Na lista também há dois ex-presidentes dos EUA. Bill Clinton, cujo governo diminuiu a supervisão sobre Wall Street, e George W. Bush, que, além de abraçar a bandeira da desregulamentação como bandeira ideológica, viu a crise se desenvolver sob seus olhos sem tomar nenhuma medida agressiva para contê-la.

Henry Paulson, secretário de Tesouro dos EUA no final do governo Bush, também está no levantamento. A revista diz que Paulson assumiu o cargo em 2006, oriundo do Goldman Sachs, com a preocupação de não "atrapalhar" os mercados. O Goldman é um dos bancos mais afetados pela crise. Paulson saiu do governo sob o peso de legar ao sucessor um País em recessão.

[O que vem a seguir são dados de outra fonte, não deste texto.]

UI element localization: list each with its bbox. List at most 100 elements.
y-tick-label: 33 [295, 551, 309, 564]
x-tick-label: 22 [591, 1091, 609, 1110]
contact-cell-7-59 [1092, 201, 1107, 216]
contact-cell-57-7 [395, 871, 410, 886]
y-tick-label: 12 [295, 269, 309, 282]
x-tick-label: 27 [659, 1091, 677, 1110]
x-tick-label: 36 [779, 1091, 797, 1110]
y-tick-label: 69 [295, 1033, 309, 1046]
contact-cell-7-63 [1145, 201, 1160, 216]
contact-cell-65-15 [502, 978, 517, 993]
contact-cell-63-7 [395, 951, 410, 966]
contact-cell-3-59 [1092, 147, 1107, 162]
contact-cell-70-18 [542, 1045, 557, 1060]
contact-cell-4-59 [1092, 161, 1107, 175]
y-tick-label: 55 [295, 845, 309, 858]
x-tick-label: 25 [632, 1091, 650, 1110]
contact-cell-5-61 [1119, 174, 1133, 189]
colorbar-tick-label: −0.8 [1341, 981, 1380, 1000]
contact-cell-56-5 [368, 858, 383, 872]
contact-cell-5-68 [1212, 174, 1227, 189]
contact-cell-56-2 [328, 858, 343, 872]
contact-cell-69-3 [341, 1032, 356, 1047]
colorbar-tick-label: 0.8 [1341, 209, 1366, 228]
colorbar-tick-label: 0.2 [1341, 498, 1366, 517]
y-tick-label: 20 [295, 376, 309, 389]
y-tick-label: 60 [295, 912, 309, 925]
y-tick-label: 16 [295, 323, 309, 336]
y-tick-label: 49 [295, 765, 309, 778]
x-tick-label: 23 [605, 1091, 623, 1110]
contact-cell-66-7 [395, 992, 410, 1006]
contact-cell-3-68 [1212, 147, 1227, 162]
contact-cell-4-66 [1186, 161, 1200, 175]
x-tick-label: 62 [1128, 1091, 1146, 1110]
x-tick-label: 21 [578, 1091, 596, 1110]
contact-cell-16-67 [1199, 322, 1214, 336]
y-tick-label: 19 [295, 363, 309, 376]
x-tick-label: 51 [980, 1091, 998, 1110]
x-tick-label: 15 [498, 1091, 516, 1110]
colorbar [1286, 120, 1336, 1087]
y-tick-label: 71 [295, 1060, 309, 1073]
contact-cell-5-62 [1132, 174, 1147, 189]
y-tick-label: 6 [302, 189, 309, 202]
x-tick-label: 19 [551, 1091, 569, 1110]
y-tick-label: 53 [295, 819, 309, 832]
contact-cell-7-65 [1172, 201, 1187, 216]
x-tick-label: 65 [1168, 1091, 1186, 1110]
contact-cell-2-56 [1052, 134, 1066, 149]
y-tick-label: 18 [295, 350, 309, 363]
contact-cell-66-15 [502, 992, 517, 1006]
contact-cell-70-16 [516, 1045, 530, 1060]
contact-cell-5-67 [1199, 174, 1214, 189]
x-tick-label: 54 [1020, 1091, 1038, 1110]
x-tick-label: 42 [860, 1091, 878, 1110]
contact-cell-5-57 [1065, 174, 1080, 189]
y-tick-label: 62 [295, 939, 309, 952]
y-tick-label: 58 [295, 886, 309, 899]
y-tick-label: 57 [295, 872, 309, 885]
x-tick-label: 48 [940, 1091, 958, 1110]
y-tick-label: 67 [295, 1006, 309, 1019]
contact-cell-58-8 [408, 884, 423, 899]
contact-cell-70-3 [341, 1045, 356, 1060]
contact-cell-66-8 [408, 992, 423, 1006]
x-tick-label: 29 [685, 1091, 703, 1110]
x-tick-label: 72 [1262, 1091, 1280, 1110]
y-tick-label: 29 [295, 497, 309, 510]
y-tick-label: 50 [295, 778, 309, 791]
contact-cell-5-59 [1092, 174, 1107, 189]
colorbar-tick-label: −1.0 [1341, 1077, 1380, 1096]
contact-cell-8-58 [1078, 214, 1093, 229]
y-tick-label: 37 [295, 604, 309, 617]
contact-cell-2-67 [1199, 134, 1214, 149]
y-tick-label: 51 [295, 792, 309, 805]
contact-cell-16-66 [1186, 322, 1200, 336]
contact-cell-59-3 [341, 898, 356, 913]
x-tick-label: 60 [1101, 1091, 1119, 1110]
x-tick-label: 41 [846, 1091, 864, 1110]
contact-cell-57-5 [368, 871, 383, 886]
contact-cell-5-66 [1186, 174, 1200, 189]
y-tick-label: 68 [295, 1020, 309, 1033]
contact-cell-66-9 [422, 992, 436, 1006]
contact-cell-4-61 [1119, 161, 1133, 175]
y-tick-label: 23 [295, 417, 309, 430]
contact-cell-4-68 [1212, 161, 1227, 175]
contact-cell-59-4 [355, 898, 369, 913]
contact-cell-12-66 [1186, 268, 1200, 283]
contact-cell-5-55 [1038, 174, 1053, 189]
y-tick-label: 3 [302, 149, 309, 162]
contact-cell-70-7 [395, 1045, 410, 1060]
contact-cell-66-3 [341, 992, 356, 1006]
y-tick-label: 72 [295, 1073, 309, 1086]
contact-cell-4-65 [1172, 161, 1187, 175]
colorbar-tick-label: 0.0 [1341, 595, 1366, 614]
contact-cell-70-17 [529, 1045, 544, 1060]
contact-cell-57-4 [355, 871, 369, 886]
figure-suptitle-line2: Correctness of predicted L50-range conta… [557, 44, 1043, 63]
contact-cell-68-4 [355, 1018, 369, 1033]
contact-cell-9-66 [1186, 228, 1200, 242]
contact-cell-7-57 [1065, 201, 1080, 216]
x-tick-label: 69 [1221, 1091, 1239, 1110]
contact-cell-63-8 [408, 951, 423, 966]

Dick Fuld, presidente do Lehman Brothers, é outro que leva sua parcela da responsabilidade. Arrasado pelo subprime (os créditos podres oriundos do mercado imobiliário dos EUA de pessoas que pegaram empréstimos mas não tinham como pagar), o banco gerido por Fuld quebrou e desencadeou a crise no mercado financeiro dos EUA.

Além deles, há nomes como o ex-primeiro-ministro da Islândia, David Oddsson. As políticas implantadas por ele levaram o País à bancarrota e ao descrédito. A ponto de a Inglaterra classificar a inóspita e pacífica Islândia como "Estado terrorista" por conta de depósitos de cidadãos ingleses que viraram pó sob o controle de bancos do País de Oddsson.

Por fim, não poderia faltar Bernard Madoff. O ex-presidente da bolsa Nasdaq usou o "modelo de pirâmide" na qual pegava o dinheiro de um investidor para pagar outro investidor. Ele comprometeu diversos bancos e arrasou as finanças pessoais de diversos cidadãos norte-americanos.